Sigma1 Tauri

Observation data Epoch J2000.0 Equinox J2000.0 (ICRS)
- Constellation: Taurus
- Right ascension: 04^{h} 39^{m} 09.22247^{s}
- Declination: +15° 47′ 59.5345″
- Apparent magnitude (V): 5.07

Characteristics
- Spectral type: A4m
- U−B color index: 0.190
- B−V color index: 0.146

Astrometry
- Radial velocity (R_{v}): +26.1±10.0 km/s
- Proper motion (μ): RA: +41.91 mas/yr Dec.: −66.88 mas/yr
- Parallax (π): 22.18±0.93 mas
- Distance: 147 ± 6 ly (45 ± 2 pc)
- Absolute magnitude (M_{V}): 1.73

Orbit
- Primary: σ^{1} Tau A
- Name: σ^{1} Tau B
- Period (P): 38.951 d
- Eccentricity (e): 0.15
- Longitude of the node (Ω): 82°
- Periastron epoch (T): 2443094.319 JD
- Semi-amplitude (K_{1}) (primary): 7.9 km/s

Details
- Mass: 1.94 M_{☉}
- Luminosity: 14.7 L_{☉}
- Surface gravity (log g): 4.08 cgs
- Temperature: 8,470 K
- Rotational velocity (v sin i): 56.5±7.1 km/s
- Other designations: 91 Tauri, BD+15°665, HD 29479, HIP 21673, HR 1478, SAO 94051, WDS J04393+1555B

Database references
- SIMBAD: data

= Sigma1 Tauri =

Star in the constellation Taurus

Sigma^{1} Tauri (σ^{1} Tauri) is the Bayer designation for a white-hued star in the zodiac constellation of Taurus. It has an apparent visual magnitude of +5.07, which indicates it is visible to the naked eye. Based upon parallax measurements, σ^{1} Tauri is about 147 light-years from the Sun.

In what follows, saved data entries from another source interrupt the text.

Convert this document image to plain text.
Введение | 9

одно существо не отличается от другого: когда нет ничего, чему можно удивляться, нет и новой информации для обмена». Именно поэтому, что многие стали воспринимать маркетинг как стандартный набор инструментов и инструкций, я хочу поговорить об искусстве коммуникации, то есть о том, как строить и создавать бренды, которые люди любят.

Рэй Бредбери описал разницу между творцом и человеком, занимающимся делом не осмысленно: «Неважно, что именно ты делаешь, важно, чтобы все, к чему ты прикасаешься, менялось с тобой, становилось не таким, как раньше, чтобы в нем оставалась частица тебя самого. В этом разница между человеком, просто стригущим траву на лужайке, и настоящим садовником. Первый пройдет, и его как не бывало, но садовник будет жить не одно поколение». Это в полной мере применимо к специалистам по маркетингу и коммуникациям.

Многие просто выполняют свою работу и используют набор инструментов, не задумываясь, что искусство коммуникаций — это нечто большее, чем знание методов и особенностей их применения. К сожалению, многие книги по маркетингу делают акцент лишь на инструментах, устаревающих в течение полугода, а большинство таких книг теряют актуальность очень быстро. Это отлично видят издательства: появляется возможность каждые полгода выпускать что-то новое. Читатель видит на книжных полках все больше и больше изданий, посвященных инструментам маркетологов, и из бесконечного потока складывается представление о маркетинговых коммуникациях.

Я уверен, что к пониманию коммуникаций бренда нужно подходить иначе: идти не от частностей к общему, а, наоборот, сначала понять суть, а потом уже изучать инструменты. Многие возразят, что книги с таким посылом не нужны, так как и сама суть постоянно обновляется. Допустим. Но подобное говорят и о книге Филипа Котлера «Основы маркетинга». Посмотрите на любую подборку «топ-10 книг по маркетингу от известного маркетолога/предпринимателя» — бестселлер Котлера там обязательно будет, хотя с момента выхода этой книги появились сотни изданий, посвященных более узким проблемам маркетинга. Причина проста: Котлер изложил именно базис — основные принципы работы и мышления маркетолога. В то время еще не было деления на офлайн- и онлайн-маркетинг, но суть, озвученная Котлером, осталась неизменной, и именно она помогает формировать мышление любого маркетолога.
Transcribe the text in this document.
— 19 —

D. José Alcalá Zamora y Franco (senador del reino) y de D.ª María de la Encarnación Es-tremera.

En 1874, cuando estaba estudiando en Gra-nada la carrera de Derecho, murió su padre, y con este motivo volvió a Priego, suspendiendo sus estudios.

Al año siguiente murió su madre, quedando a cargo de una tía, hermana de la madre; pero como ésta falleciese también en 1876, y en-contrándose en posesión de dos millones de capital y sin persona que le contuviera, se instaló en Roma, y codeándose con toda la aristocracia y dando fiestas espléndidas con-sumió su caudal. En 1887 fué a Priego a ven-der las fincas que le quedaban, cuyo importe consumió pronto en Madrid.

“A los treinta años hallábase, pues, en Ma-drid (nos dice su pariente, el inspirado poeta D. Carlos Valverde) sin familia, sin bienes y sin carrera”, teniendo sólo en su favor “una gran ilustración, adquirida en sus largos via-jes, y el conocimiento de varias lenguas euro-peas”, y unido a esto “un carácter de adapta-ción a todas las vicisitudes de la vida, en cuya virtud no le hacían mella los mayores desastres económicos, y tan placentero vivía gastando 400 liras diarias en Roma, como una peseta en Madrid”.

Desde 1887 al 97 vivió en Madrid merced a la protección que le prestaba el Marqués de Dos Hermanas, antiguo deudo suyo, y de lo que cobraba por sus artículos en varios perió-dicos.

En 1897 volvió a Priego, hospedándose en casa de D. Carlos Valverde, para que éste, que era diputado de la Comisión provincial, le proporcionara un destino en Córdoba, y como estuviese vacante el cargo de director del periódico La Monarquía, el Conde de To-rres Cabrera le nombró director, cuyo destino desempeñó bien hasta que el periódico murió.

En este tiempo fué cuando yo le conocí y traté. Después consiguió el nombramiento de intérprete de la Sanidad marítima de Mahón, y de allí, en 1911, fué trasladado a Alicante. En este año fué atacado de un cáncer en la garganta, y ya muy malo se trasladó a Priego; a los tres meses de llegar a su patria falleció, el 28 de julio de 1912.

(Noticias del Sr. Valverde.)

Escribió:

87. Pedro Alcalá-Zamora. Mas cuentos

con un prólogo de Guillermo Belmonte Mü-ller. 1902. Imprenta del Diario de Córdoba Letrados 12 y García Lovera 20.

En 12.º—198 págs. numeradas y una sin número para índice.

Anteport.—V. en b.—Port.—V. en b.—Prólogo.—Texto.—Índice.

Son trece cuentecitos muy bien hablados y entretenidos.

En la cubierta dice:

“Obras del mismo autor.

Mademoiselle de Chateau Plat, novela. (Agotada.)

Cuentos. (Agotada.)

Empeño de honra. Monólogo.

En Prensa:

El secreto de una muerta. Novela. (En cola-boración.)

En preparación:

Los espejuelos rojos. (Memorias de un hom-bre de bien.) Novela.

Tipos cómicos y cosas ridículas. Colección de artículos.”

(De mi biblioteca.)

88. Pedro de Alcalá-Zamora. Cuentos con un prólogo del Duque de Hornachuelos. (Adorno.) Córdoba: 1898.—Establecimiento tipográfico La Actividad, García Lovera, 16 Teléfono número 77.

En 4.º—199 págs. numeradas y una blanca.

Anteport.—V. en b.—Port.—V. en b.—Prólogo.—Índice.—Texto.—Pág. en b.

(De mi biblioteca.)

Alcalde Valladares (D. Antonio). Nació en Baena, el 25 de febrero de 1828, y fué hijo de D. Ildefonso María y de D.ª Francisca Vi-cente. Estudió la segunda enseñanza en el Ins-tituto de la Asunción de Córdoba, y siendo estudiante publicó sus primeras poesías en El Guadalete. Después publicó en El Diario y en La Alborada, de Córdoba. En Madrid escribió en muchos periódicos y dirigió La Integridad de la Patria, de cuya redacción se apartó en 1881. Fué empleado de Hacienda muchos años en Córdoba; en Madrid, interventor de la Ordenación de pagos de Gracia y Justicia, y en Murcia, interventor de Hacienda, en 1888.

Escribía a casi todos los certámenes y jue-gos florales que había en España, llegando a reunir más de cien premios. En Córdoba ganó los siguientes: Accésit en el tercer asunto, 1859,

σ^{1} Tauri is a single-lined spectroscopic binary star system with an orbital period of 38.951 days and an eccentricity of 0.15. The visible component is an Am star with a stellar classification of A4m, indicating it is chemically peculiar A-type star. It is spinning with a projected rotational velocity of 56.5 km/s. The star has 1.9 times the mass of the Sun and is radiating 14.7 times the Sun's luminosity from its photosphere at an effective temperature of 8,470 K. Although it lies in the general direction of the Hyades cluster, based on parallax measurements it has been excluded from the list of candidate members.